5. Messes can be cleaned up, not always in a timely manner. My house is usually messy. If it is important that you visit a clean house, I’ll need at least 3-day’s notice. We live in our house with a 4-year-old and two dogs. When you sit down on our couch, you will emerge with dog fur on your pants and a Doc McStuffins sticker stuck to your butt. There is Play Doh stuck in the crevices of my dining room table that I have been trying to get out for two years. Sometimes our daughter walks around with a milk mustache for an hour before I clean it off. I know it’s there. She knows it’s there. But I’m doing something and she’s doing something, and a little milk on the lip never hurt anyone.

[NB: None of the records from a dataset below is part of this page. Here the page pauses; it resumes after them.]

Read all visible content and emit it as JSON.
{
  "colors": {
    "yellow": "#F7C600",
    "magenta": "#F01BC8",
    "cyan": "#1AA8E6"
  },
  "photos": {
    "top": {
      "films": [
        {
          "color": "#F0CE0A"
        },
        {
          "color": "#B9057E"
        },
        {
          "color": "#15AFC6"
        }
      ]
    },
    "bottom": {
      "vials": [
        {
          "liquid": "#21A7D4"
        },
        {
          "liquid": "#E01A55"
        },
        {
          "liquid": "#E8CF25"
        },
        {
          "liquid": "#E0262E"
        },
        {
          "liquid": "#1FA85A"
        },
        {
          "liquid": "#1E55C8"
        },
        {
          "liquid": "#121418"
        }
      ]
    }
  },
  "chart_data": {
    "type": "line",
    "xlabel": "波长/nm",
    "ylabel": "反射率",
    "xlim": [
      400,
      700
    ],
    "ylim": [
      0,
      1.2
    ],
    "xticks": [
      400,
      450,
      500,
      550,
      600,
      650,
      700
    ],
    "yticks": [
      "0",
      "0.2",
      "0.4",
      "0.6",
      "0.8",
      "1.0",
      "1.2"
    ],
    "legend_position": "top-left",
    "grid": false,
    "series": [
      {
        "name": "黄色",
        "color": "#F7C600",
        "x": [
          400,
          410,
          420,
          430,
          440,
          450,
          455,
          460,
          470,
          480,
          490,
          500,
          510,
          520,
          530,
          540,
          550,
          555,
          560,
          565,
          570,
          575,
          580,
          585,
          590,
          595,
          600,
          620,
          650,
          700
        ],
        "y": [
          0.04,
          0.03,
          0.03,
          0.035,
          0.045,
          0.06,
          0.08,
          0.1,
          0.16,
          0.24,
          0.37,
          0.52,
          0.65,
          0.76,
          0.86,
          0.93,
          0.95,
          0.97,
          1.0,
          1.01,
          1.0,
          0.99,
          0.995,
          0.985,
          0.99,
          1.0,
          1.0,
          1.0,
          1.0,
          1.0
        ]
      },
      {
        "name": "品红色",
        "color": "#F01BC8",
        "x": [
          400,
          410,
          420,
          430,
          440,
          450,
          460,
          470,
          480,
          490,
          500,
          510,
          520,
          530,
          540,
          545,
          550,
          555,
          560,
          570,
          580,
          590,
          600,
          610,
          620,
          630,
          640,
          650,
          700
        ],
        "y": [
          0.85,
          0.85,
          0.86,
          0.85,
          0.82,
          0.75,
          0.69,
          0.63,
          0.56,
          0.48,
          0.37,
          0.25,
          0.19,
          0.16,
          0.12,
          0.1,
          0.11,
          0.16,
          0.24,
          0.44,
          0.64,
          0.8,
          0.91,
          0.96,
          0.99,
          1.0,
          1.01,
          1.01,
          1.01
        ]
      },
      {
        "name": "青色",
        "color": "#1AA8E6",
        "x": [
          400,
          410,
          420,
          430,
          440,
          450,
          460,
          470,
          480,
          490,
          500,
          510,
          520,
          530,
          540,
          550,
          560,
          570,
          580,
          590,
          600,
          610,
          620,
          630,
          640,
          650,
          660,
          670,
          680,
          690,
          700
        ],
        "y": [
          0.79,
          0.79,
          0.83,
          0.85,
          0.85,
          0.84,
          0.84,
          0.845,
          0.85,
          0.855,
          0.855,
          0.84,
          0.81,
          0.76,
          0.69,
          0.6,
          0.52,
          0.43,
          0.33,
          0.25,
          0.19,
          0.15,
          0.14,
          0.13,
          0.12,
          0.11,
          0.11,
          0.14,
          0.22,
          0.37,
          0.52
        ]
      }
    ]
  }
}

I briefly belonged to a mommy group and on the first play date we attended, the kids could finger paint on sheets of paper that were placed on top of flattened cardboard boxes on top of grass. My daughter asked, “Mommy, can I paint on the box?” “Sure,” I said. Clearly, the boxes were there to catch the paint mess anyway. So she painted a sun and flowers on the box. Another child followed suit and his mom yelled at him. “You only paint on paper! Painting on boxes makes a mess!” she yelled. Had it not been my first day in the group I might have said what I was thinking, “What the hell is your problem?” Childhood is for messes.

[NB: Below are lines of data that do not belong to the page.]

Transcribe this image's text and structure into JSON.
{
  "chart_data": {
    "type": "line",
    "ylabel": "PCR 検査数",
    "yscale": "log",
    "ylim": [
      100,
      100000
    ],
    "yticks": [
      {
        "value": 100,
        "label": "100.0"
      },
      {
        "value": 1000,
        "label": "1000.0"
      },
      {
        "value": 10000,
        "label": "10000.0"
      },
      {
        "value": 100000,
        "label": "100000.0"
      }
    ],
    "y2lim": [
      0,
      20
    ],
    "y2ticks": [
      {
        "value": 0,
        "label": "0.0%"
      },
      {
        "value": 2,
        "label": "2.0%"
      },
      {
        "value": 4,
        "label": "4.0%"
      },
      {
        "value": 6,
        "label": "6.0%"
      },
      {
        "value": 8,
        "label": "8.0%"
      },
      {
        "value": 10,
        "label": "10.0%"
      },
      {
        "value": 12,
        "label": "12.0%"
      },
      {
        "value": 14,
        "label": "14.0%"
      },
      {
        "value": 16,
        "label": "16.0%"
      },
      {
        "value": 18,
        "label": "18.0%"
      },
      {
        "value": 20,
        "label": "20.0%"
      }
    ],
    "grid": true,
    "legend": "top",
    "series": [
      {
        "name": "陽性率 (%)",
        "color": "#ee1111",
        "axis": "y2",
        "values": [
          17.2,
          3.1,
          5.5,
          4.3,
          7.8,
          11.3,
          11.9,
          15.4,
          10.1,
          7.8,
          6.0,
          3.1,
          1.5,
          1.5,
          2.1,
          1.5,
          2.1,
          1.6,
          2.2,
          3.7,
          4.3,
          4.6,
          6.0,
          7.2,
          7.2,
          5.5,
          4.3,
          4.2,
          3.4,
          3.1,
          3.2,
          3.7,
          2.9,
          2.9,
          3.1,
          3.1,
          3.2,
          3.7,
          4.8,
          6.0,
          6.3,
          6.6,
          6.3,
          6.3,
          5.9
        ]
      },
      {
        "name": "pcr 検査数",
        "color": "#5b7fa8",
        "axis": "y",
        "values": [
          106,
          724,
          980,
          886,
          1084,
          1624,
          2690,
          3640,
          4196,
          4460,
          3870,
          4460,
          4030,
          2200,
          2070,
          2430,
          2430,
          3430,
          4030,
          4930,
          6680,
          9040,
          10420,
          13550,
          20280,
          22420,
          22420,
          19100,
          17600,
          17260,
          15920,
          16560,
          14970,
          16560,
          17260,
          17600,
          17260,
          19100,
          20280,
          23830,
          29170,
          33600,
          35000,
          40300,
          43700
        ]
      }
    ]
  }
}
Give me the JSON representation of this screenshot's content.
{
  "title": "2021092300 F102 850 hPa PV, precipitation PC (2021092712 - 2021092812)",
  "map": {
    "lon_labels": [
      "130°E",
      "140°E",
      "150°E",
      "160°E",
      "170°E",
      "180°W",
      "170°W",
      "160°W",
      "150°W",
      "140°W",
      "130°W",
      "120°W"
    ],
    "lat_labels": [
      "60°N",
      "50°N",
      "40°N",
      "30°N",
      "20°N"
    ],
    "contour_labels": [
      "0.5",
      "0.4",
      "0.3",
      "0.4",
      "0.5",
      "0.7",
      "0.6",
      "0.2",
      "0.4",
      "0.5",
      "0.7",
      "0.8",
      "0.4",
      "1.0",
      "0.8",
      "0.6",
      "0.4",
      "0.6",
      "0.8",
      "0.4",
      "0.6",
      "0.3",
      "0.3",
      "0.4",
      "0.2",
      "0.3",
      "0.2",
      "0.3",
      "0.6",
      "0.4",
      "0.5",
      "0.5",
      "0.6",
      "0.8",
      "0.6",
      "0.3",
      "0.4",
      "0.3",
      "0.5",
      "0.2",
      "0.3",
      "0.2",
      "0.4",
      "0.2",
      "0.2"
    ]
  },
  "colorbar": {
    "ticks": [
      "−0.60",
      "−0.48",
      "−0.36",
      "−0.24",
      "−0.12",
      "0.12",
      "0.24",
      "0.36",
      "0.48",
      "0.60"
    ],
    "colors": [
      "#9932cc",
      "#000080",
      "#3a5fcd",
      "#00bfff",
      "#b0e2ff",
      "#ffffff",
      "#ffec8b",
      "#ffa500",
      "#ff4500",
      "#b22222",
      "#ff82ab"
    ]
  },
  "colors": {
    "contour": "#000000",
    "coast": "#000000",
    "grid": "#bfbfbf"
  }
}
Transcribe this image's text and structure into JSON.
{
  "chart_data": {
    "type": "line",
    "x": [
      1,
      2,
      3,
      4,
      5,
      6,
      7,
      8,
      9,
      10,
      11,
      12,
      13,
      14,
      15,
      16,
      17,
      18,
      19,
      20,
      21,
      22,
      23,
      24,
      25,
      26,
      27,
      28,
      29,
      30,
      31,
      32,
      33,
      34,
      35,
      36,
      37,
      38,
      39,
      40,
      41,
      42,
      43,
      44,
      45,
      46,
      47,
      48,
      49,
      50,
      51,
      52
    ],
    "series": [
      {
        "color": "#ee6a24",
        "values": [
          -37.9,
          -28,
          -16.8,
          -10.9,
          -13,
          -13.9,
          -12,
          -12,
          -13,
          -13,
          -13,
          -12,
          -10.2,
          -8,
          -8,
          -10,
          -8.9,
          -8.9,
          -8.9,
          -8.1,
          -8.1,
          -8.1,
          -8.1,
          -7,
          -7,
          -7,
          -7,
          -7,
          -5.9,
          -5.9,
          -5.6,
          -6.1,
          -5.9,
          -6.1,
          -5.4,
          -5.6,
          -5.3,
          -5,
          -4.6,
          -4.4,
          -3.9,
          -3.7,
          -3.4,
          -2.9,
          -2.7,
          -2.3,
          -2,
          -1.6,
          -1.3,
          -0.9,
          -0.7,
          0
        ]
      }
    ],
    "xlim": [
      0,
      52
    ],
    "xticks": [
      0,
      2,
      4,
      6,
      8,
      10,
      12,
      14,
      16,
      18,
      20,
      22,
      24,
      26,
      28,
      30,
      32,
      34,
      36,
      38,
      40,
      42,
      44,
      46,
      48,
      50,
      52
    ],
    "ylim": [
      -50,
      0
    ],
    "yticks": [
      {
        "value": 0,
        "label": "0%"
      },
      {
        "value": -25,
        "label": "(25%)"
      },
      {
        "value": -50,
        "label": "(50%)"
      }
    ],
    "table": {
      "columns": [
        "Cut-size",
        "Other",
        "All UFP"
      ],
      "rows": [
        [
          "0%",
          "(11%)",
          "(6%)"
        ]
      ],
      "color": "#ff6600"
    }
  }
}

6. My child’s birthday parties are not Pinterest worthy. At my daughter’s third birthday party I hand drew a banner, made centerpieces and had a dessert table. Nevertheless, she was pissed that day because no one would play soccer with her. This year, my husband and I had a long talk about our birthday philosophy and reminisced about the simplicity of our own childhood birthday parties. We decided that we were going to scale things back and keep things simple for birthdays, hopefully for good. This year, we had pizza and cake and went swimming. No decorations, no swag, not a single balloon. She woke up the day after and said, “That was the best birthday party ever!”

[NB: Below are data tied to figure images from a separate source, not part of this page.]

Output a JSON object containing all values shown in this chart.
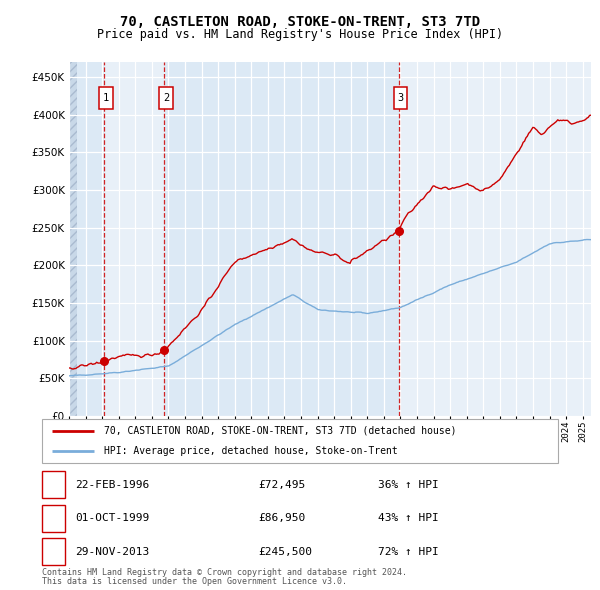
{
  "title": "70, CASTLETON ROAD, STOKE-ON-TRENT, ST3 7TD",
  "subtitle": "Price paid vs. HM Land Registry's House Price Index (HPI)",
  "transactions": [
    {
      "num": 1,
      "date": "22-FEB-1996",
      "price": 72495,
      "pct": "36%",
      "year_x": 1996.13
    },
    {
      "num": 2,
      "date": "01-OCT-1999",
      "price": 86950,
      "pct": "43%",
      "year_x": 1999.75
    },
    {
      "num": 3,
      "date": "29-NOV-2013",
      "price": 245500,
      "pct": "72%",
      "year_x": 2013.91
    }
  ],
  "legend_property": "70, CASTLETON ROAD, STOKE-ON-TRENT, ST3 7TD (detached house)",
  "legend_hpi": "HPI: Average price, detached house, Stoke-on-Trent",
  "footer1": "Contains HM Land Registry data © Crown copyright and database right 2024.",
  "footer2": "This data is licensed under the Open Government Licence v3.0.",
  "ylim": [
    0,
    470000
  ],
  "xlim_start": 1994.0,
  "xlim_end": 2025.5,
  "property_color": "#cc0000",
  "hpi_color": "#7aadda",
  "background_color": "#dce9f5",
  "grid_color": "#ffffff",
  "dashed_line_color": "#cc0000",
  "transaction_box_color": "#cc0000"
}
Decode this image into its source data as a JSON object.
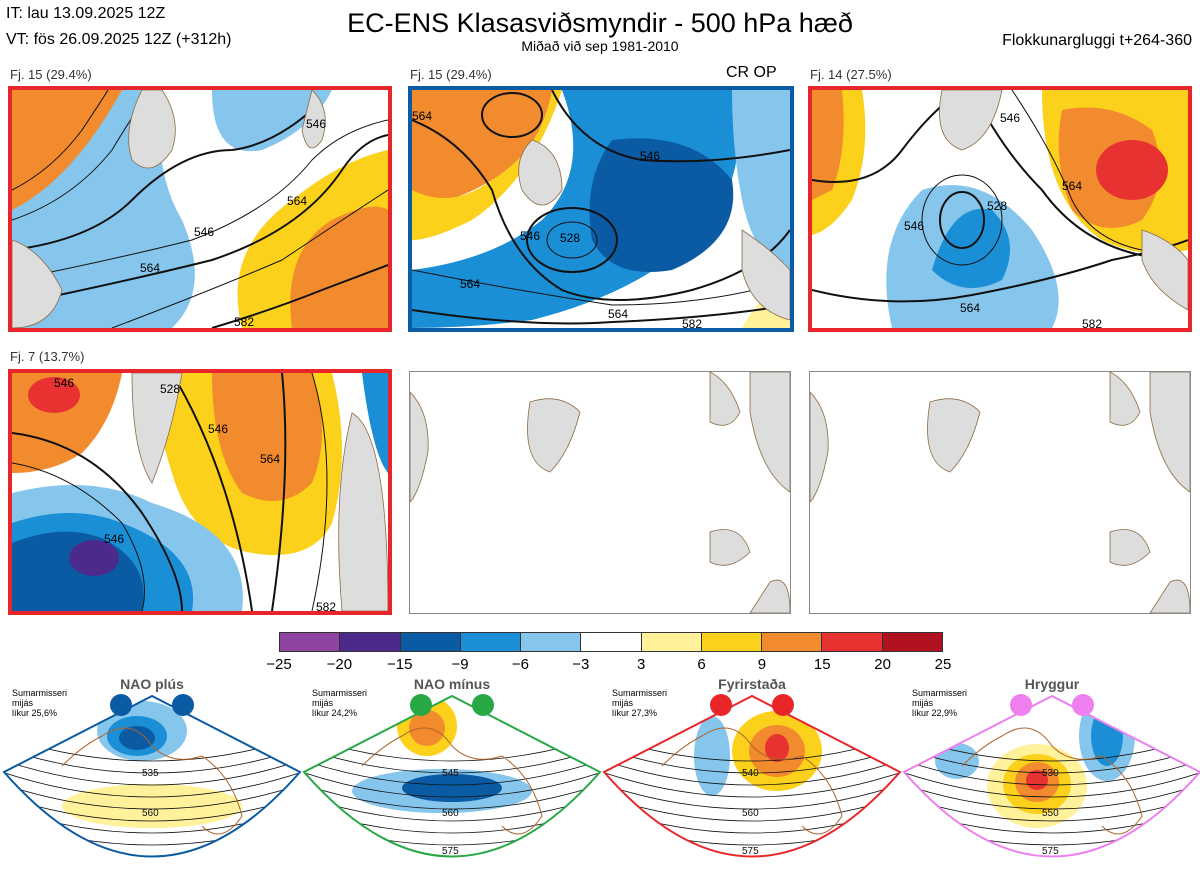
{
  "header": {
    "it_line": "IT: lau 13.09.2025 12Z",
    "vt_line": "VT: fös 26.09.2025 12Z  (+312h)",
    "title": "EC-ENS Klasasviðsmyndir - 500 hPa hæð",
    "subtitle": "Miðað við sep 1981-2010",
    "window": "Flokkunargluggi t+264-360"
  },
  "panels": [
    {
      "label": "Fj. 15 (29.4%)",
      "border": "#e8262a",
      "contours": [
        "546",
        "564",
        "546",
        "564",
        "582"
      ]
    },
    {
      "label": "Fj. 15 (29.4%)",
      "border": "#0a5aa4",
      "tag": "CR OP",
      "contours": [
        "564",
        "546",
        "528",
        "546",
        "564",
        "564",
        "582"
      ]
    },
    {
      "label": "Fj. 14 (27.5%)",
      "border": "#e8262a",
      "contours": [
        "546",
        "564",
        "528",
        "546",
        "564",
        "582"
      ]
    },
    {
      "label": "Fj. 7 (13.7%)",
      "border": "#e8262a",
      "contours": [
        "546",
        "528",
        "546",
        "564",
        "546",
        "582"
      ]
    }
  ],
  "colorbar": {
    "ticks": [
      "−25",
      "−20",
      "−15",
      "−9",
      "−6",
      "−3",
      "3",
      "6",
      "9",
      "15",
      "20",
      "25"
    ],
    "colors": [
      "#8e44a0",
      "#4b2a8c",
      "#0a5aa4",
      "#1a8fd6",
      "#86c6ec",
      "#ffffff",
      "#fff29b",
      "#fbd11c",
      "#f28a2e",
      "#e83232",
      "#b01220"
    ]
  },
  "regimes": [
    {
      "name": "NAO plús",
      "season": "Sumarmisseri",
      "period": "mijás",
      "prob": "líkur 25,6%",
      "color": "#0a5aa4",
      "labels": [
        "535",
        "560"
      ]
    },
    {
      "name": "NAO mínus",
      "season": "Sumarmisseri",
      "period": "mijás",
      "prob": "líkur 24,2%",
      "color": "#27a845",
      "labels": [
        "545",
        "560",
        "575"
      ]
    },
    {
      "name": "Fyrirstaða",
      "season": "Sumarmisseri",
      "period": "mijás",
      "prob": "líkur 27,3%",
      "color": "#e8262a",
      "labels": [
        "540",
        "560",
        "575"
      ]
    },
    {
      "name": "Hryggur",
      "season": "Sumarmisseri",
      "period": "mijás",
      "prob": "líkur 22,9%",
      "color": "#ee7fee",
      "labels": [
        "530",
        "550",
        "575"
      ]
    }
  ]
}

7. Taking a side in the mommy wars. This is actually something I do very much care about in the sense that I really want it to stop. Working moms, stay at home moms and work from home moms? I’ve been on all sides and they’re all really tough and really thankless. And on all sides you work your ass off and you never feel like you’re doing a good enough job at anything. Breast feeders and bottle feeders? Each mom makes a choice that is right for her family at the time. Please leave the other side alone and feel confident in your choice without the need to preach it all over the place. Women gaining too much weight or too little weight during pregnancy? Body shaming is so damaging, but body shaming when women are pregnant and at their most vulnerable is unforgivable. A woman’s pregnancy weight is between her and her doctor. Women, and mothers in particular, have so much talent, strength and wisdom. How much more powerful would we be as a collective if we stopped tearing each other down and instead chose to support each other and lift each other up? Or at the very least, could we just live and let live?
But, that’s just my two cents. And I’m the mom who doesn’t give a shit.